Serious Juju
September 27, 2009
So this week’s pick in the great music experiment took me to the fourth country in as many weeks. Apparently, there is a genre of West African music known as juju, built around the talking drum. A guitarist and bandleader named I.K. Dairo helped popularize this music in the late 1950′s and early 1960′s. Mr. Moon’s pick this week is a disc called “Definitive Dairo” an album of unusually radio-friendly numbers by juju standards, because A) they all clock in under 8 minutes, a rarity in the genre, and B) they supposedly contain a ridiculous number of melodic hooks.
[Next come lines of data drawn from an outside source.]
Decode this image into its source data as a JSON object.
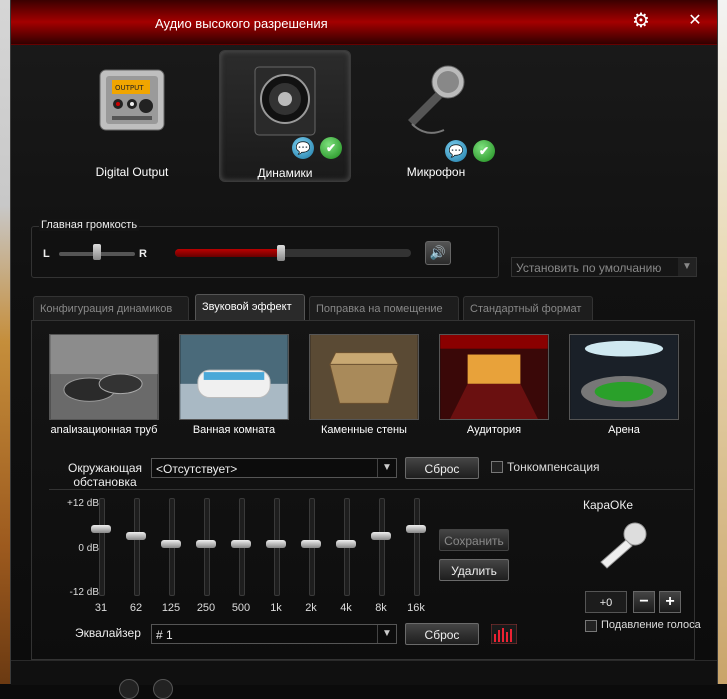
{
  "window": {
    "title": "Аудио высокого разрешения"
  },
  "devices": [
    {
      "label": "Digital Output",
      "active": false
    },
    {
      "label": "Динамики",
      "active": true
    },
    {
      "label": "Микрофон",
      "active": false
    }
  ],
  "device_art_text": {
    "output_lcd": "OUTPUT"
  },
  "volume": {
    "title": "Главная громкость",
    "left": "L",
    "right": "R",
    "balance": 0.5,
    "level": 0.45
  },
  "default_dropdown": {
    "label": "Установить по умолчанию"
  },
  "tabs": [
    {
      "label": "Конфигурация динамиков"
    },
    {
      "label": "Звуковой эффект"
    },
    {
      "label": "Поправка на помещение"
    },
    {
      "label": "Стандартный формат"
    }
  ],
  "effects": [
    {
      "label": "analизационная труб"
    },
    {
      "label": "Ванная комната"
    },
    {
      "label": "Каменные стены"
    },
    {
      "label": "Аудитория"
    },
    {
      "label": "Арена"
    }
  ],
  "environment": {
    "label": "Окружающая обстановка",
    "value": "<Отсутствует>",
    "reset": "Сброс",
    "loudness": "Тонкомпенсация"
  },
  "equalizer": {
    "scale_top": "+12 dB",
    "scale_mid": "0 dB",
    "scale_bottom": "-12 dB",
    "bands": [
      {
        "freq": "31",
        "gain": 4
      },
      {
        "freq": "62",
        "gain": 2
      },
      {
        "freq": "125",
        "gain": 0
      },
      {
        "freq": "250",
        "gain": 0
      },
      {
        "freq": "500",
        "gain": 0
      },
      {
        "freq": "1k",
        "gain": 0
      },
      {
        "freq": "2k",
        "gain": 0
      },
      {
        "freq": "4k",
        "gain": 0
      },
      {
        "freq": "8k",
        "gain": 2
      },
      {
        "freq": "16k",
        "gain": 4
      }
    ],
    "save": "Сохранить",
    "delete": "Удалить",
    "label": "Эквалайзер",
    "preset": "# 1",
    "reset": "Сброс"
  },
  "karaoke": {
    "label": "КараОКе",
    "value": "+0",
    "minus": "−",
    "plus": "+",
    "voice_cancel": "Подавление голоса"
  },
  "icons": {
    "settings": "⚙",
    "close": "✕",
    "chevron": "▼",
    "speaker": "🔊",
    "chat": "💬",
    "check": "✔"
  }
}
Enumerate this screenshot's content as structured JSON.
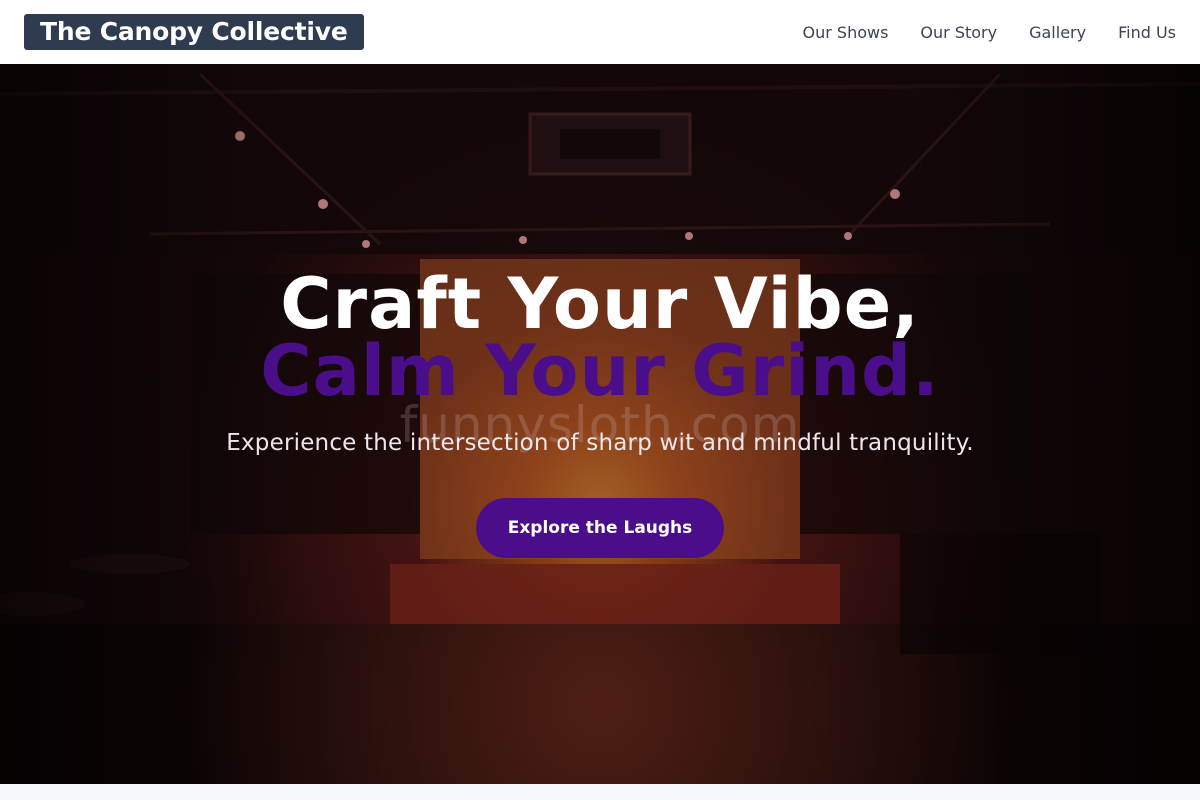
{
  "brand": {
    "name": "The Canopy Collective"
  },
  "nav": {
    "items": [
      {
        "label": "Our Shows"
      },
      {
        "label": "Our Story"
      },
      {
        "label": "Gallery"
      },
      {
        "label": "Find Us"
      }
    ]
  },
  "hero": {
    "title_line1": "Craft Your Vibe,",
    "title_line2": "Calm Your Grind.",
    "watermark": "funnysloth.com",
    "subtitle": "Experience the intersection of sharp wit and mindful tranquility.",
    "cta_label": "Explore the Laughs"
  },
  "colors": {
    "accent": "#4b0e8a",
    "brand_bg": "#2f3c4f",
    "nav_text": "#3a4556"
  }
}
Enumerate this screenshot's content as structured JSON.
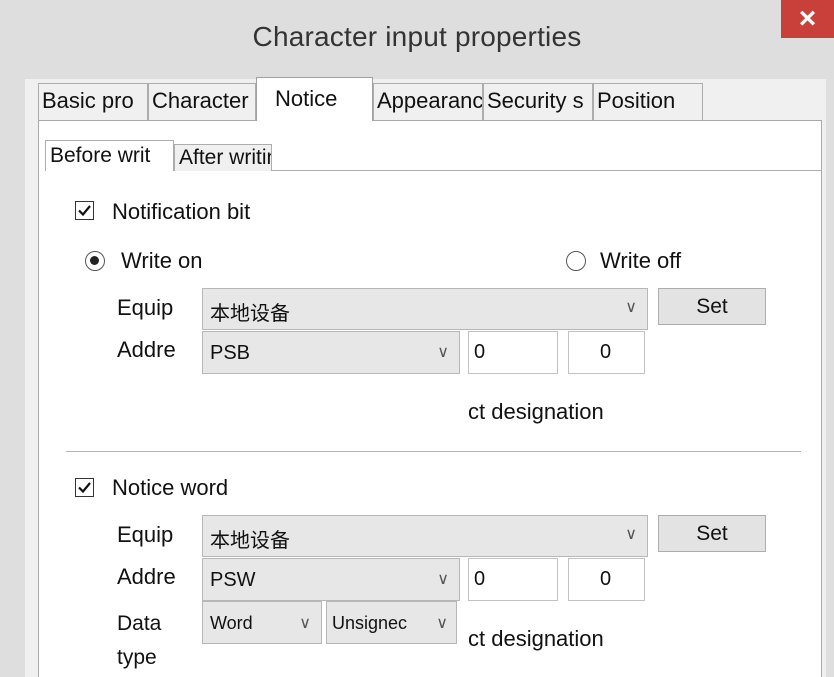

I’ll be honest. Not only do I not hear many different hooks, after a handful of listens I have difficulty telling many of the songs apart. They are all based around those distinctive African polyrhythms and choral vocals, with Dairo sprinkling some accompanying phrases from his guitar into the mix. It is good stuff, to be sure, but I have no trouble believing Dairo’s claim that all these tracks were laid down in one day. Perhaps I lack a true musician’s ear, and am just not picking up on the subtle differences.
Anyhow, I find it very upbeat music, as those drums are always beating out a danceable rhythm and those voices are always in harmony. It probably helps that I don’t understand a word of Yoruba. For all I know, they could be singing about any of the myriad perils I associate with Africa, but all I would hear is togetherness and revelry.
Altogether, this is a pretty accessible introduction to juju music for the curious, and it may well be a treat for serious music types who can appreciate the craft on display here. Heck, it even works for those merely looking for pleasant background music. I am officially calling the great music experiment four-for-four.